Recently, state and federal authorities have been cracking down on companies that misclassify workers as independent contractors when they are truly employees. Connecticut has a very strict rule on this topic – one of the strictest in the country. It requires that an employer prove all three elements of the ABC test rather than just show in a more generalized way that the workers are independent.
The ABC requires employers to show (A) that they don’t exercise significant control over the work or even retain the right to control how they do their jobs, (B) that the work they do is outside the normal course of the employer’s business or away from their locations and (C) that the workers are independently established in a trade, profession or occupation. Tianti v. William Raveis Real Estate, Inc., 231 Conn. 690 (1995). Because this test is conjunctive, many employers have defeating claims that the worker was misclassified.

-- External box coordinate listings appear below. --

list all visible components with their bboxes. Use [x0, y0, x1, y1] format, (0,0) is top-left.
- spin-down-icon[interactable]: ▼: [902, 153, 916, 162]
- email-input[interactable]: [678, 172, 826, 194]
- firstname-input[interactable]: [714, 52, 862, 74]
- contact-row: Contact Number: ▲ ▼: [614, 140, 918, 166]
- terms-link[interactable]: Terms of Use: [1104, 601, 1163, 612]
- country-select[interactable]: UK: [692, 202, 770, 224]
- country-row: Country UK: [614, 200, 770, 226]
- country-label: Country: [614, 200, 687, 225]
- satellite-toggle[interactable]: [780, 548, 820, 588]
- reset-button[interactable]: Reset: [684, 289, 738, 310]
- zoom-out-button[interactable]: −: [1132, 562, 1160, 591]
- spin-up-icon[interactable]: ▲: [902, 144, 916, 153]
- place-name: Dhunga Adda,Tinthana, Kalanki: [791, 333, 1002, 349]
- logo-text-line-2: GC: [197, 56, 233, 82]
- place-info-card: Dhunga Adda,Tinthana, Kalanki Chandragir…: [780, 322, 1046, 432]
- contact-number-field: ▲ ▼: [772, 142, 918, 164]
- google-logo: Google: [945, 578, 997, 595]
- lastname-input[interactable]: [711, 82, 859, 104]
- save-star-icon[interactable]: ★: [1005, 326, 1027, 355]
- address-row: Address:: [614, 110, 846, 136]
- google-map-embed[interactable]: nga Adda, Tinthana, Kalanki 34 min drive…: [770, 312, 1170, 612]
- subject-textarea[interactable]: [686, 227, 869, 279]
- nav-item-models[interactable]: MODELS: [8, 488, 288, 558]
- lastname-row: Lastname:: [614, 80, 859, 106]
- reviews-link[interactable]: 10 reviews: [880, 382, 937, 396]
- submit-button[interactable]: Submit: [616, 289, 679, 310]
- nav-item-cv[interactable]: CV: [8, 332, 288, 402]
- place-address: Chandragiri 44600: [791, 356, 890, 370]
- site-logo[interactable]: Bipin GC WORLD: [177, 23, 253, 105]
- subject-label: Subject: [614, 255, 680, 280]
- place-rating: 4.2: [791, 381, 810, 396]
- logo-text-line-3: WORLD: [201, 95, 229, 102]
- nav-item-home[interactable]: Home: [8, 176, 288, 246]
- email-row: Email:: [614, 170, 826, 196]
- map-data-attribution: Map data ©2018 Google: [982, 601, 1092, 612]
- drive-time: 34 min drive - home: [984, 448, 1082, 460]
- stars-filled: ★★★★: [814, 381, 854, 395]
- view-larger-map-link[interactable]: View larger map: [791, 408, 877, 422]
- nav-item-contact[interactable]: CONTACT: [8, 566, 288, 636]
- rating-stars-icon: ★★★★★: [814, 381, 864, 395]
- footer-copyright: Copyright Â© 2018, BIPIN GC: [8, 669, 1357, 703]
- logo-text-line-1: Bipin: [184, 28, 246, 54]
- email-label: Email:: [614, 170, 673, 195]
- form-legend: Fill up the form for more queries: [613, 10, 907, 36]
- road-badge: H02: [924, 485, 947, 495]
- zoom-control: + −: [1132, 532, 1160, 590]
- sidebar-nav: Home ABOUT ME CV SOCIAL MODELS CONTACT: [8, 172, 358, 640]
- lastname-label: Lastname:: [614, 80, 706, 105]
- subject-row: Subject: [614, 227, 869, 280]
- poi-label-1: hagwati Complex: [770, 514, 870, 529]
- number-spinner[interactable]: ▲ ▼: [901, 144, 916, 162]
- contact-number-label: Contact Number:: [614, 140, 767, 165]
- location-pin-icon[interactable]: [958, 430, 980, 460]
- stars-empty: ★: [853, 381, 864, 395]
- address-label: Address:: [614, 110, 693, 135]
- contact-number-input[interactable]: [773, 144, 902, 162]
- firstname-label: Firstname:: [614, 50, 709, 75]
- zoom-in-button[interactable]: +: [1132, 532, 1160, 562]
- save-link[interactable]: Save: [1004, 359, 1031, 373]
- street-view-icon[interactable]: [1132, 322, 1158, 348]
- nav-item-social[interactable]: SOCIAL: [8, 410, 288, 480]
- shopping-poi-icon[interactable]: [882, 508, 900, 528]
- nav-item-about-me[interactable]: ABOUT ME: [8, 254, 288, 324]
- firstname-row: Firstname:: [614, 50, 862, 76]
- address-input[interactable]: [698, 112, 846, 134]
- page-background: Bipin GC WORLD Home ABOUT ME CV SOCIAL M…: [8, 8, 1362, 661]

The next question that arises is: so what? What does an employee do if he or she was misclassified and if a lawsuit is successful, what is the remedy? Two lawsuits recently filed in Connecticut may answer these questions.
In Bokanoski v. Lepage Bakeries Park St. LLC, et al and Taveras v. XPO Last Mile, Inc., delivery drivers have filed class-action lawsuits alleging misclassification as independent contractors and claim damages. While some lawsuits can claim unpaid overtime wages, if the truck the delivery driver uses weighs more than 10,000 pounds, the state and federal overtime laws don’t apply. So what is left?

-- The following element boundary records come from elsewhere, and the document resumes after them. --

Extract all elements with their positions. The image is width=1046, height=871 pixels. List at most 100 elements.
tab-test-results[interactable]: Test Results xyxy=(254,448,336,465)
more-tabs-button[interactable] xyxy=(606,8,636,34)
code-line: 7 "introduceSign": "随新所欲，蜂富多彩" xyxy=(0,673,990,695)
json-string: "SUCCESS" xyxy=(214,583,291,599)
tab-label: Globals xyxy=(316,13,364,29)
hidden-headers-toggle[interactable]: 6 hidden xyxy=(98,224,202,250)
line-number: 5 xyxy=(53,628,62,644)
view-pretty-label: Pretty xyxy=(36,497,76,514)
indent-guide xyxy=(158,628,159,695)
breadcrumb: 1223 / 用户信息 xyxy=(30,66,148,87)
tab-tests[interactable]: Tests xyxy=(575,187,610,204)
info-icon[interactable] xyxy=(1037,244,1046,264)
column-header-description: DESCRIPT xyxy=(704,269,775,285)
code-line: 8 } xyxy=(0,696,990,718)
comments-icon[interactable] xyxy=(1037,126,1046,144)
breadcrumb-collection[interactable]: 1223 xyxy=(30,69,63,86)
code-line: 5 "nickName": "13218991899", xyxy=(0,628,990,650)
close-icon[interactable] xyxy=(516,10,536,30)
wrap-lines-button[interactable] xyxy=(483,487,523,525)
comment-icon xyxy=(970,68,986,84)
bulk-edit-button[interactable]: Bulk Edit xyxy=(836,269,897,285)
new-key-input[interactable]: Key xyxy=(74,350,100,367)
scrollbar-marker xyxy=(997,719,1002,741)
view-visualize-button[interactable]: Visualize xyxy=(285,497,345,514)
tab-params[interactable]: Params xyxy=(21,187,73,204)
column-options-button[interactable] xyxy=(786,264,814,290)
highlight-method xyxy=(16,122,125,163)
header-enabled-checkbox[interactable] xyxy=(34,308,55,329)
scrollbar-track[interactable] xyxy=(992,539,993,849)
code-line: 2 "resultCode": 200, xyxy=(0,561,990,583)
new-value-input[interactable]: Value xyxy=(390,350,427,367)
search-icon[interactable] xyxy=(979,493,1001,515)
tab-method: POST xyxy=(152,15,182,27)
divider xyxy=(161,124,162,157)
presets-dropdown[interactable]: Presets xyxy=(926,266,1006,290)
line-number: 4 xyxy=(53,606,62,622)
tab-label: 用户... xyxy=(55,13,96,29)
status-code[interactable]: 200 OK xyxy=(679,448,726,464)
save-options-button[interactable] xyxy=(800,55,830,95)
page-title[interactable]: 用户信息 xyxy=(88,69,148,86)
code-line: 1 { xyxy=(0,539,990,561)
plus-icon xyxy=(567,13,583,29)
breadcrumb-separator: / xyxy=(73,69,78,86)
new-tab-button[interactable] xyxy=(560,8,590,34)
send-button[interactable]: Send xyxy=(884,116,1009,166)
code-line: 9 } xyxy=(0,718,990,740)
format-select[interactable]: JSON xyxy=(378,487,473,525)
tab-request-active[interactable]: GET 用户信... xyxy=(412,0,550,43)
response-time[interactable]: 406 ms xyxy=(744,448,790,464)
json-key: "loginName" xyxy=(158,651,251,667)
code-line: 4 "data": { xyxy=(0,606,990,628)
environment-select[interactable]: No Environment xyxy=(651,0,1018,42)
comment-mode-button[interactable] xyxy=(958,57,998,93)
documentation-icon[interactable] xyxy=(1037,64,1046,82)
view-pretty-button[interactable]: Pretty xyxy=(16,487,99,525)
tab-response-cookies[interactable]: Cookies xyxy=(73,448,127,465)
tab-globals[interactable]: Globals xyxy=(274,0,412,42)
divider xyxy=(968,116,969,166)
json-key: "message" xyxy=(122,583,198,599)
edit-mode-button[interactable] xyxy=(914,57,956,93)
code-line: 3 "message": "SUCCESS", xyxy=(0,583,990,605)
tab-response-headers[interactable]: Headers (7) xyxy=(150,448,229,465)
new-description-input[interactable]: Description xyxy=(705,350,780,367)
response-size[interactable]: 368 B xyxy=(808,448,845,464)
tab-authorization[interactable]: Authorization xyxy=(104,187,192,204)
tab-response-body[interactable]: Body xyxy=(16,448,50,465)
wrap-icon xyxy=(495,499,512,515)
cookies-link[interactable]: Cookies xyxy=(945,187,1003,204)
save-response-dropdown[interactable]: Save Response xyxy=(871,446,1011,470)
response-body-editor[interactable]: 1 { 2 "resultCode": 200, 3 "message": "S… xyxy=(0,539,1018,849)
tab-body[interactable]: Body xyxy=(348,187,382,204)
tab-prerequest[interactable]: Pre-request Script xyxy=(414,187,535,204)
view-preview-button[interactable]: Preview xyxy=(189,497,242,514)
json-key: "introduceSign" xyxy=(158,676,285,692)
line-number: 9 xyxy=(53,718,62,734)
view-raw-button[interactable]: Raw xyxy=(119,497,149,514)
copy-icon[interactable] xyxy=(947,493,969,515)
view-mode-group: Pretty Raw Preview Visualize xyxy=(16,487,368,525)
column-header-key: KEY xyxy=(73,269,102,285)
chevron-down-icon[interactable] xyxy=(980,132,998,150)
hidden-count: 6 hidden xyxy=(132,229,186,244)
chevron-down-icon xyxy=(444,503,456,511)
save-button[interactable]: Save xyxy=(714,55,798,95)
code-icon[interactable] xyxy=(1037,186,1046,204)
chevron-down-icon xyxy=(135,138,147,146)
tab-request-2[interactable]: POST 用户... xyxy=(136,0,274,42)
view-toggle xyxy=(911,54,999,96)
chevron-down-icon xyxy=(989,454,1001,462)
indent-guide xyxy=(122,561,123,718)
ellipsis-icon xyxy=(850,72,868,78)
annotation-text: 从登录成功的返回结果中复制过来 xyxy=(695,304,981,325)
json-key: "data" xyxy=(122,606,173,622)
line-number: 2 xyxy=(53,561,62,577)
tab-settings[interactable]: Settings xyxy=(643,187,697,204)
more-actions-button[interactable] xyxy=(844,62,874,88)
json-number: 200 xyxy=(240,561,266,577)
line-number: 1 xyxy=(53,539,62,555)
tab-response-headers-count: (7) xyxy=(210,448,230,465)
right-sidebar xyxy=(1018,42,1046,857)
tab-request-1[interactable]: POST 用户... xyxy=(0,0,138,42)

In these cases, the drivers claim unlawful and unauthorized deductions from their pay. Companies frequently try to pass along the costs of insurance, including workers’ compensation and other forms of insurance, to the workers. They also sometimes have them pay for upkeep and maintenance of the vehicles. These are not charges that are typically passed on to true employees, so when there is a misclassification, these charges can be claimed as a remedy.

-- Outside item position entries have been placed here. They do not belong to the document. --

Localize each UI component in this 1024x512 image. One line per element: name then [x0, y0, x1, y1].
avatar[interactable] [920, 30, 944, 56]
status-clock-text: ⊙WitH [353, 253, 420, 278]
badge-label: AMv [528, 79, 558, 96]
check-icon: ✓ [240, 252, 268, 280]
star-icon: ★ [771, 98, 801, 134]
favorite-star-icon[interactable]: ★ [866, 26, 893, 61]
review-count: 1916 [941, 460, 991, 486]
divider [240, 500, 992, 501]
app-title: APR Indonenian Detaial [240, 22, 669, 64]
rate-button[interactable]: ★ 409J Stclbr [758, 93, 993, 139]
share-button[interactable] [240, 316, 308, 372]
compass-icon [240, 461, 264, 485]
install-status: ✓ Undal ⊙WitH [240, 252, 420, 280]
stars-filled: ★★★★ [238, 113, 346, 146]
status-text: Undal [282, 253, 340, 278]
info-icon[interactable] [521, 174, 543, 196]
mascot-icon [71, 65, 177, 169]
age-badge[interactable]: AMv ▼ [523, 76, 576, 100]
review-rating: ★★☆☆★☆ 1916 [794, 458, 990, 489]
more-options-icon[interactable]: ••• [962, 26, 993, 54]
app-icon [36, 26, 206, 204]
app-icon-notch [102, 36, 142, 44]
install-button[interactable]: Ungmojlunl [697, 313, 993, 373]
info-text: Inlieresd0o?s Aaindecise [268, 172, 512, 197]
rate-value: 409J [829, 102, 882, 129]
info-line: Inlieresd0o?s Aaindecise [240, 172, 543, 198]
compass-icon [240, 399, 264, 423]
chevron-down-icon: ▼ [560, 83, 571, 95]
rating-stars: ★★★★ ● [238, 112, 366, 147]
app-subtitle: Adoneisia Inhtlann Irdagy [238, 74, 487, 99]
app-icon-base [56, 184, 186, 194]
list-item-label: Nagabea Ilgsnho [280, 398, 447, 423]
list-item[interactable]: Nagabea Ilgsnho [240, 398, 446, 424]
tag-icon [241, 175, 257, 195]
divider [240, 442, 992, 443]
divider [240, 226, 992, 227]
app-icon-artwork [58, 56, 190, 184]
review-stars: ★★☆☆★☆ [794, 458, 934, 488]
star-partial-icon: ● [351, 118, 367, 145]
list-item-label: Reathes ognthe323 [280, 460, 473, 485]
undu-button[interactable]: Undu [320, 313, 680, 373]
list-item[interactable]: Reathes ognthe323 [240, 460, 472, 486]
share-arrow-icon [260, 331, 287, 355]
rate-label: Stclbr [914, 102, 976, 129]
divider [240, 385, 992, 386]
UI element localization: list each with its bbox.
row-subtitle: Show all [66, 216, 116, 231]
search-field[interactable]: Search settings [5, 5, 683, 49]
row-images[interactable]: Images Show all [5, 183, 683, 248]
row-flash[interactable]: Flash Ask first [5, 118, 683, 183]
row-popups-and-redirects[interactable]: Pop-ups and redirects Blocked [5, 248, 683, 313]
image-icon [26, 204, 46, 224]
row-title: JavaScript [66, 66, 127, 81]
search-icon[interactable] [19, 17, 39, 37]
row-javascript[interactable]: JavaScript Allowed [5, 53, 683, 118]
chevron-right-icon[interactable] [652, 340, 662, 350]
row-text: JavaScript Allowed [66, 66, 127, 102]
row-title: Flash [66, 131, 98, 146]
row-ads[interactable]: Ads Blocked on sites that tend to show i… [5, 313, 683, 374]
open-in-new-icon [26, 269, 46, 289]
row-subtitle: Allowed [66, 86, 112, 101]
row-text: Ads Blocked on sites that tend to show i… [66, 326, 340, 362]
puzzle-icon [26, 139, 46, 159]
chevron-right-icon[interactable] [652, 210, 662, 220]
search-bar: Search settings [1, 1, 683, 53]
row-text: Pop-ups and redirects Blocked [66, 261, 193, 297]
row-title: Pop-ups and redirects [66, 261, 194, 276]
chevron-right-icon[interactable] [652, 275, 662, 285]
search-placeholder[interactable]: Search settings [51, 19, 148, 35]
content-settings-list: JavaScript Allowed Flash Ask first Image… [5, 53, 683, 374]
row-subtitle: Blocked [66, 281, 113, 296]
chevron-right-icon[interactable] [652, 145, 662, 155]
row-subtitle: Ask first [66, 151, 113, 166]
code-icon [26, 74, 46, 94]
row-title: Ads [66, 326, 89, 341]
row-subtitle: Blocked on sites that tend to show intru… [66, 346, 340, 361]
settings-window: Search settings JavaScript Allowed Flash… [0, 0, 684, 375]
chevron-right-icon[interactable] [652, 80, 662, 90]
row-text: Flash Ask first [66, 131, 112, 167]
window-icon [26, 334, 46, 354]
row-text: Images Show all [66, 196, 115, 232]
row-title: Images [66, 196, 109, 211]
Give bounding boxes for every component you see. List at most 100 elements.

In Connecticut, we have a statute that prohibits the unauthorized withholding of any part of an employee’s wage. C.G.S. Section 31-71e says: “No employer may withhold or divert any portion of an employee’s wages unless … the employer has written authorization from the employee for deductions on a form approved by the commissioner,…” In these cases, the deductions are claimed to be over $400 per week in some instances. No court has yet ruled that this theory of recovery is permitted. These cases may set precedent in this area of the law. They are worth watching as these issues make their way through the courts.